7. Imam Al Marghinani Al Hanafi juga membolehkan tanpa sutrah jika yakin aman dari orang yang lewat:

وَلَا بَأْسَ بِتَرْكِ السُّتْرَةِ إذَا أَمِنَ الْمُرُورَ وَلَمْ يُوَاجِهْ الطَّرِيقَ

“Tidak apa-apa meninggalkan sutrah jika memang aman dari orang yang lewat dan tidak memandang ke jalan.” (Al ‘Inayah Syarh Al Hidayah, 2/150. Mawqi’ Al Islam)

8. Imam Kamaluddin bin Al Hummam Al Hanafi memliki pendapat yang sama dengan Imam Al Marghinani. (Fathul Qadir, 2/297. Mawqi’ Al Islam)

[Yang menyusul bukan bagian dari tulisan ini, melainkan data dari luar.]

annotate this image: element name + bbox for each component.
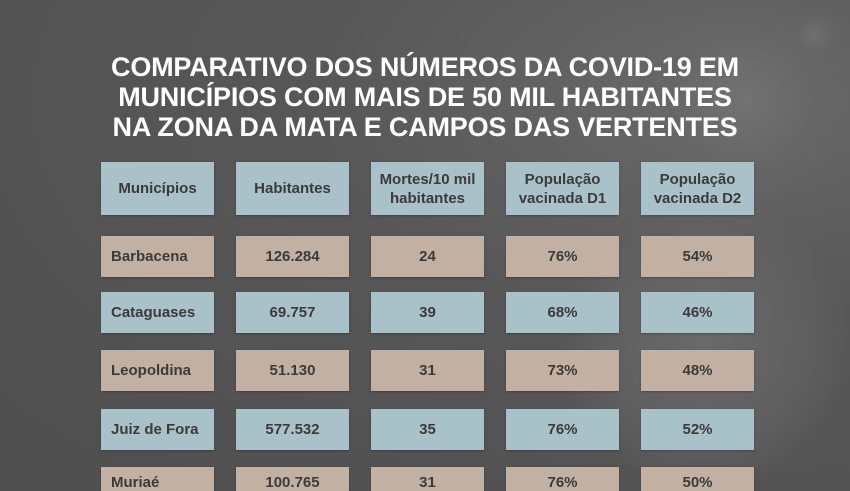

9. Imam Ibnu Nujaim Al Hanafi mengatakan:

وَالْمُسْتَحَبُّ لِمَنْ يُصَلِّي فِي الصَّحْرَاءِ إنْ يَنْصِبَ شَيْئًا وَيَسْتَتِرَ فَأَفَادَ أَنَّ الْكَرَاهَةَ تَنْزِيهِيَّةٌ فَحِينَئِذٍ كَانَ الْأَمْرُ لِلنَّدَبِ

“Disunahkan bagi yang shalat di gurun pasir untuk memasang sesuatu sebagai penghalang, maka faedahnya adalah bahwa hal itu makruh tanzih (jika tidak memakainya), saat itu perintah menunjukkan sunah.” (Imam Ibnu Nujaim, Bahr Ar Raiq, 4/95. Mawqi’ Al Islam). Beliau juga mengatakan tidak apa-apa tidak memakai sutrah jika aman dari orang yang lewat. (Ibid, 4/98)

10. Sementara itu, Imam Malik membedakan antara orang safar dan mukim. Berikut ini ucapannya:

وَقَالَ مَالِكٌ : وَمَنْ كَانَ فِي سَفَرٍ فَلَا بَأْسَ أَنْ يُصَلِّيَ إلَى غَيْرِ سُتْرَةٍ وَأَمَّا فِي الْحَضَرِ فَلَا يُصَلِّي إلَّا إلَى سُتْرَةٍ

“Malik berkata: “barang siapa dalam perjalanan maka tidak mengapa shalat dengan tanpa sutrah, ada pun ketika mukim maka janganlah shalat kecuali dengan sutrah.” (Al Mudawanah, 1/289. Mawqi’ Al Islam)

11. Imam Ibnu Rusyd Al Maliki mengatakan:

واتفق العلماء بأجمعهم على استحباب السترة بين المصلي، والقبلة، إذا صلى منفردا كان أو إماما، وذلك لقوله عليه الصلاة والسلام: إذا وضع أحدكم بين يديه مثل مؤخرة الرحل، فليصل واختلفوا في الخط، إذا لم يجد سترة، فقال الجمهور: ليس عليه أن يخط. وقال أحمد بن حنبل: يخط خطا بين يديه.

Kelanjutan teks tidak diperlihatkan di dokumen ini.